Takeaways from Gallagher’s call on acquiring AssuredPartners

On December 9, Gallagher discussed its acquisition of AssuredPartners . Here are the key highlights:

Acquisition Overview

AJG acquired AssuredPartners for $12.45 billion, benefiting from a $1 billion deferred tax asset to lower costs. AssuredPartners is a US insurance brokerage focused on the middle market and specialty segments. “I have to say our due diligence confirmed that AssuredPartners business and talent are top-notch. They are growing organically through M&A and are operating at attractive margins today. In so many ways, the business is a lot like Gallagher. And to the new 10,900 colleagues that will be joining the Gallagher family of professionals. Let me say right now, you’re going to feel right at home within the Gallagher culture.” – CEO Patrick Gallagher.

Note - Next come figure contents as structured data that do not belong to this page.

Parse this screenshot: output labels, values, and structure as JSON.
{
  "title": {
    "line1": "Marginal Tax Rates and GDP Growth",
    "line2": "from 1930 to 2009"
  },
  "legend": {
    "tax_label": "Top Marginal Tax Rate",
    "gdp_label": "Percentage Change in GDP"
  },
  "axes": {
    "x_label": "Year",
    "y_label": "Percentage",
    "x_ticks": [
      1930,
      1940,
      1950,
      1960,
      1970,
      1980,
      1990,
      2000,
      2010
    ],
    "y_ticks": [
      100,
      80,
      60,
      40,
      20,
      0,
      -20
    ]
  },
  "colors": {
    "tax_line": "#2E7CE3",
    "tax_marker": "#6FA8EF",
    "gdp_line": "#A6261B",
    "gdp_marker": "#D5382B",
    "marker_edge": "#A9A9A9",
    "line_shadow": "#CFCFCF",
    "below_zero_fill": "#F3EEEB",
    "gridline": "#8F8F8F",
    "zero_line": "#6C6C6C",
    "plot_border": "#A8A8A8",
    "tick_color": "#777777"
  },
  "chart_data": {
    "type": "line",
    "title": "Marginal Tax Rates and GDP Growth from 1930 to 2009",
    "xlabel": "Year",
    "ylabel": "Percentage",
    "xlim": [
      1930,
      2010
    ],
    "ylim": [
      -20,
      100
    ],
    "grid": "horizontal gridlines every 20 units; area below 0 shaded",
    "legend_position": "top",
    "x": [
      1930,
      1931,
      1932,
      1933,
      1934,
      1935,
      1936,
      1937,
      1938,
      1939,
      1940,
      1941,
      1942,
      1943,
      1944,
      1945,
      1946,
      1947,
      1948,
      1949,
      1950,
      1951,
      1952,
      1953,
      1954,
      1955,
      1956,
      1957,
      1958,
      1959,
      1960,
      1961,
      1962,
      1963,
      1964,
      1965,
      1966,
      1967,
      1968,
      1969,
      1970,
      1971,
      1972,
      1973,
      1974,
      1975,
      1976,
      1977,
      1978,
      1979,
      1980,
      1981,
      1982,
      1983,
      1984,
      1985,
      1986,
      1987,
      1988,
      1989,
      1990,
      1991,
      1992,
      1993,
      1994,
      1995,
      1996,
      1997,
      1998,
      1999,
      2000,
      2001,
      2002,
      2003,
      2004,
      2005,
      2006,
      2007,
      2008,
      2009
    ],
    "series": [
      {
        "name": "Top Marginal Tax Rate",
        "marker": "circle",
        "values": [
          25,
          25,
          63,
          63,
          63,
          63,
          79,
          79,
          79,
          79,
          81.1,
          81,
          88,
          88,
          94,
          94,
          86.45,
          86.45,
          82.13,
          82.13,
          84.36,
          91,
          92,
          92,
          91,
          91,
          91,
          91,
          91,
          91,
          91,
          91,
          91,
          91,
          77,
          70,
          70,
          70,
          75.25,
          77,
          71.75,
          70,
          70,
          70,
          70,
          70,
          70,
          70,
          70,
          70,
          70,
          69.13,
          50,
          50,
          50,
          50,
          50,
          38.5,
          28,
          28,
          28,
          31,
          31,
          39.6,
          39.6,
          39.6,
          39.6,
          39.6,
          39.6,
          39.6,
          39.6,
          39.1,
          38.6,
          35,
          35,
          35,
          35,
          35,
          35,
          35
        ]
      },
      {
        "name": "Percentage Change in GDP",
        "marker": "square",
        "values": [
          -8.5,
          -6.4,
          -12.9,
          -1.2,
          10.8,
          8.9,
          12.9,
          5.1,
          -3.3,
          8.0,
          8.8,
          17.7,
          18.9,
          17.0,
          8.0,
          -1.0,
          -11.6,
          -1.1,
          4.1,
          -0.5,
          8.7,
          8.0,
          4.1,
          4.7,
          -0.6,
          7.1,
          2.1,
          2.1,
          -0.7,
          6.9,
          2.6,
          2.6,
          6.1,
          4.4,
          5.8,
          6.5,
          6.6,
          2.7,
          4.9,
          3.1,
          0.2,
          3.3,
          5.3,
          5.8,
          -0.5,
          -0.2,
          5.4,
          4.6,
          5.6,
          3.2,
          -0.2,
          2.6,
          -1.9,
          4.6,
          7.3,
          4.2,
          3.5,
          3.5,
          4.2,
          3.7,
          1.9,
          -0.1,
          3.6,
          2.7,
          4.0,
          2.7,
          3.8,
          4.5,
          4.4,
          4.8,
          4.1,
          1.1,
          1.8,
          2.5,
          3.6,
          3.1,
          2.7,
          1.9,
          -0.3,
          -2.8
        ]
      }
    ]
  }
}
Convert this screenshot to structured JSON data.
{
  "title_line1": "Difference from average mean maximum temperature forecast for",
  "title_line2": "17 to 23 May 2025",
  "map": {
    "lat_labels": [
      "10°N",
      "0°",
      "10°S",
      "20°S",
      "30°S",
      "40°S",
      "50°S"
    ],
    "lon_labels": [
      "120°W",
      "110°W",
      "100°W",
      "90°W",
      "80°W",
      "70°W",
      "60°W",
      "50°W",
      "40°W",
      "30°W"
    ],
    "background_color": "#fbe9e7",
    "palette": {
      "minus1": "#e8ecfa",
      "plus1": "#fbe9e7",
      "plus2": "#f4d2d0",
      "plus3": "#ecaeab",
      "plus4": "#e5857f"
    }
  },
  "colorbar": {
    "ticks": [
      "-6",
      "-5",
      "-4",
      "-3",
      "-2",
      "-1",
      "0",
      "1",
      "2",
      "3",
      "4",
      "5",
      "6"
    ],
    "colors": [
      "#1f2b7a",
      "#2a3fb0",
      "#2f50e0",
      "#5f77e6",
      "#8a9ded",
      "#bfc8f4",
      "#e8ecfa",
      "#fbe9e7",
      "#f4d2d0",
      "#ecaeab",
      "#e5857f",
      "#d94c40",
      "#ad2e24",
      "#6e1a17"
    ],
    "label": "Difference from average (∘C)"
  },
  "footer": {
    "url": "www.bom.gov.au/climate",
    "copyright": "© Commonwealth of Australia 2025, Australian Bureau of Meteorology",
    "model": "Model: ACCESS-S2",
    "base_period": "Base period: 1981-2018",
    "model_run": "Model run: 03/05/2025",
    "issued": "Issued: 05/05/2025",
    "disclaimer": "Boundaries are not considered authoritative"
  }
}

Market Position, Revenue and Growth

AssuredPartners, the 11th largest US insurance broker at the end of 2023, placed approximately $11 billion in premiums and contributes $2.9 billion in pro forma trailing 12-month revenue, with $938 million in adjusted EBITDAC, projected to increase to $1.1 billion with $160 million in expected synergies. Most of AssuredPartners’ revenue is US-based, with approximately 60% from retail property and casualty (P/C), 25% from retail benefits, and the remaining 17% from wholesale specialty operations.

Strategic Fit

The acquisition enhances AJG’s position in the middle market, expands specialty offerings, and aligns with its entrepreneurial sales-based culture. This acquisition aims to enhance Gallagher’s US middle-market P&C and employee benefits focus, strengthen niche capabilities in areas like transportation and healthcare, support wholesale reinsurance and claims management, and expand its tuck-in M&A strategy within a compatible entrepreneurial culture. “In our view, the commercial middle market is the most attractive segment. Clients here tend to be growing and have complex insurance and human capital needs that demand expert advice from a trusted adviser.” – Gallagher. 

M&A

Over the past three years, AssuredPartners has achieved 6% annual organic growth, grown total revenue by 19% annually through acquisitions, and maintained profit margins of 30% or more. It has completed approximately 500 acquisitions, including over 200 since 2020, at valuation multiples similar to Gallagher’s tuck-in deals. “They have a really strong M&A team, and thus, we think will add to our M&A capabilities and capacity over the short, intermediate and long term.” – Gallagher.

Product Mix

AssuredPartners generates $2.4 billion in retail revenue, mainly from US commercial P&C and employee benefits, with the rest from international property casualty. It has 12 niche practice groups, including agriculture, aerospace, and transportation, which will enhance Gallagher’s US retail business. Wholesale specialty contributes $500 million, with half from risk pool administration (RPA), 40% from programs and MGA/MGU operations, and the rest from brokerage and binding. The deal strengthens Gallagher’s RPA focus on public entities and schools, while expanding into well-established MGA/MGU programs.

Integration

Gallagher expects to spend approximately $500 million over three years on integration, with one-third allocated to non-cash stock retention awards and two-thirds for operational integration. Key expenses include migrating agency management systems, general ledgers, HR systems, and consolidating other systems. Additional costs will cover hardware, real estate, and IT-related projects.

Cultural Alignment

“Gallagher in the United States probably has to hire 5,000 people a year just to keep up with our turnover at the present state that we’re in now. So with this addition of these people, we’re getting a great group of people that look just like Gallagher about 12 years ago.” – Gallagher.

Brand Transition

The AssuredPartners brand will be discontinued.